Entonces, ella movió su nariz.

La cena de bienvenida no pudo ser mejor; el único inconveniente era tener que lavar cada utensilio que se había utilizado, pero Margaret con gusto lo haría. Incluso, con amor, mandó a dormir a todos los sirvientes que querían echarle una mano. Gackt le miraba de arriba abajo apoyado en el borde de la puerta, ¿qué tenía esa mujer para haberse ganado el cariño de todos en tan sólo la primera noche? Sin embargo, a él no lograba convencerlo del todo.
Sin percatarse siquiera, cuando quiso salir de su mente y volver a la realidad, ella ya había terminado de recoger, limpiar y secar absolutamente todo, dejándolo boquiabierto.
-    ¿Ocurre algo, Gackt-sama?

-    … - Señaló hacia adelante, mirando luego su reloj. – Tú… ¿C-cómo has hecho todo… eso?
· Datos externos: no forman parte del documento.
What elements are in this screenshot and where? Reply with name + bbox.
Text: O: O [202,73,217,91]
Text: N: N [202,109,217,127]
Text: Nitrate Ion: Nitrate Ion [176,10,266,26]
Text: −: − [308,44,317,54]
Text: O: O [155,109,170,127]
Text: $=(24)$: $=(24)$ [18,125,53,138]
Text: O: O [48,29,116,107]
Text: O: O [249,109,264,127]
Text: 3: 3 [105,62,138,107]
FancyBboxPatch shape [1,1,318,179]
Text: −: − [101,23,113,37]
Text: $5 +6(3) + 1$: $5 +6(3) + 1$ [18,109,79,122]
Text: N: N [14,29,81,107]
-    ¿ El qué? – Ella lo miraba confundida. Se volteó hacia donde el otro indiciaba, sin embargo, seguía sin comprender. – Es tarde. – El péndulo de la cocina marcaban las dos de la mañana. – Será mejor que vaya a descansar, ¿qué le parece? Quizá mañana sea un día duro, quién sabe.

-    Día… ¿Duro? – Notó que le volvía a tapar las manos con las propias, aquel extraño y rico calor que no sólo le envolvía los dedos, sino su cuerpo entero.

-    Tranquilícese, respire hondo; al fin y al cabo, al final de la jornada siempre obtenemos nuestra recompensa. Ahora vaya a dormir relajado, que ya me encargo yo de lo poco que queda por ordenar.

Por segunda vez en el día se había sentido protegido, y le costaba admitirlo, pero también feliz. Eso era correctamente lo que le provocaban esas manos cada vez que le tocaban; no obstante, su cabeza insistía en seguir dándole vueltas al mismo tema: ¿por qué? ¿Qué había en ella que no le gustaba? En definitiva, a esas horas de la madrugada no encontraría respuesta eficiente alguna, así que optó por, una vez ya en su cama, cerrar los ojos y descansar por fin, porque como le había dicho, el día de mañana podría ser largo y duro.